Figure 3. Effects of Mv-3-glc (A), Mv-3-gal (B), andtheir mixture (Mv-3-glc + Mv-3-ga) (C) on TNF-α-induced MCP-1 and ICAM-1 mRNA expression. *, **, and *** indicate p < 0.05, p < 0.01, and p < 0.001 respectively compared to TNF-α alone. β-Actin is used as internal standard, and mRNA levels are expressed as fold increase over the control.
Molecules 19 12827 g003
Mv-3-glc exhibited better inhibitory effects than Mv-3-gal. Except for 1 μM (inhibition rate was 9.88%, p < 0.05), Mv-3-glc at all the other three concentrations had inhibition rates of more than 90% (p < 0.001) on MCP-1, and Mv-3-glc at all the four concentrations also had greatly significant inhibitory effects to ICAM-1 (p < 0.001). At the low concentration (1 μM), the inhibition rates of the mixture (53.8% for MCP-1 and 86.9% for ICAM-1) were much higher than Mv-3-glc (9.88% and 48.6%) and Mv-3-gal (3.04% and 39.2%), respectively. However, the mixture’s inhibition rates were not always more than each one for ICAM-1. High concentration of Mv-3-glc, Mv-3-gal, and their mixture expressed lower lever MCP-1 or ICAM-1 mRNA expressions than the control. These indicated that Mv-3-glc and Mv-3-gal could directly decrease MCP-1 and ICAM-1 mRNA expression without TNF-α-stimulation at the high concentration.
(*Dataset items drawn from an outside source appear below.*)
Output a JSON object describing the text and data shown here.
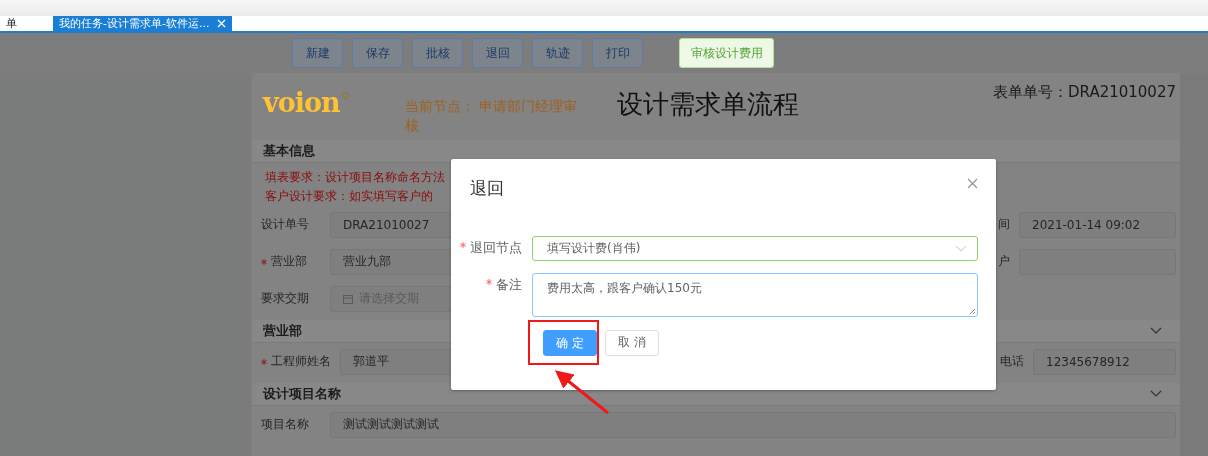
{
  "tabs": [
    {
      "label": "单",
      "selected": false
    },
    {
      "label": "我的任务-设计需求单-软件运...",
      "selected": true
    }
  ],
  "toolbar": [
    {
      "label": "新建",
      "kind": "plain"
    },
    {
      "label": "保存",
      "kind": "plain"
    },
    {
      "label": "批核",
      "kind": "plain"
    },
    {
      "label": "退回",
      "kind": "plain"
    },
    {
      "label": "轨迹",
      "kind": "plain"
    },
    {
      "label": "打印",
      "kind": "plain"
    },
    {
      "label": "审核设计费用",
      "kind": "accent"
    }
  ],
  "header": {
    "logo": "voion",
    "node": "当前节点：  申请部门经理审核",
    "title": "设计需求单流程",
    "form_no": "表单单号：DRA21010027"
  },
  "sections": [
    {
      "title": "基本信息",
      "chevron": false,
      "notes": [
        "填表要求：设计项目名称命名方法",
        "客户设计要求：如实填写客户的"
      ],
      "rows": [
        {
          "left": {
            "label": "设计单号",
            "required": false,
            "kind": "text",
            "value": "DRA21010027"
          },
          "right": {
            "label": "间",
            "value": "2021-01-14 09:02"
          }
        },
        {
          "left": {
            "label": "营业部",
            "required": true,
            "kind": "text",
            "value": "营业九部"
          },
          "right": {
            "label": "户"
          }
        },
        {
          "left": {
            "label": "要求交期",
            "required": false,
            "kind": "date",
            "placeholder": "请选择交期"
          }
        }
      ]
    },
    {
      "title": "营业部",
      "chevron": true,
      "rows": [
        {
          "left": {
            "label": "工程师姓名",
            "required": true,
            "kind": "text",
            "value": "郭道平"
          },
          "right": {
            "label": "电话",
            "value": "12345678912"
          }
        }
      ]
    },
    {
      "title": "设计项目名称",
      "chevron": true,
      "rows": [
        {
          "left": {
            "label": "项目名称",
            "required": false,
            "kind": "text",
            "value": "测试测试测试测试"
          }
        }
      ]
    }
  ],
  "dialog": {
    "title": "退回",
    "fields": [
      {
        "label": "退回节点",
        "required": true,
        "kind": "select",
        "value": "填写设计费(肖伟)"
      },
      {
        "label": "备注",
        "required": true,
        "kind": "textarea",
        "value": "费用太高，跟客户确认150元"
      }
    ],
    "buttons": [
      {
        "label": "确 定",
        "kind": "primary",
        "highlighted": true
      },
      {
        "label": "取 消",
        "kind": "default",
        "highlighted": false
      }
    ]
  }
}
2.4. Effects of Mv-3-glc and Mv-3-gal on TNF-α-Induced IκB Degradation

In this study, the amount of IκBα was greatly reduced after exposure to 10 μg/L TNF-α (p < 0.01). The inhibitory effect of Mv-3-glc, Mv-3-gal and their mixture at different concentrations on TNF-α-induced expression of IκBα degradation were all significant. They also were in the concentration-dependent manner. Mv-3-glc always exhibited better inhibitory capacity than Mv-3-gal in all the four concentrations. Mv-3-glc and Mv-3-gal mixture at the concentration of 10 μM and 50 μM had the inhibition rate of 78.0% and 84.8%, respectively, which were more than those of Mv-3-glc (63.7% and 75.3%) or Mv-3-gal (34.1% and 43.2%). Mv-3-glc and the mixture at the concentration of 100 μM could completely inhibit the IκBα degradation (p < 0.01), since the IκBα expression was even more than the control (Figure 4).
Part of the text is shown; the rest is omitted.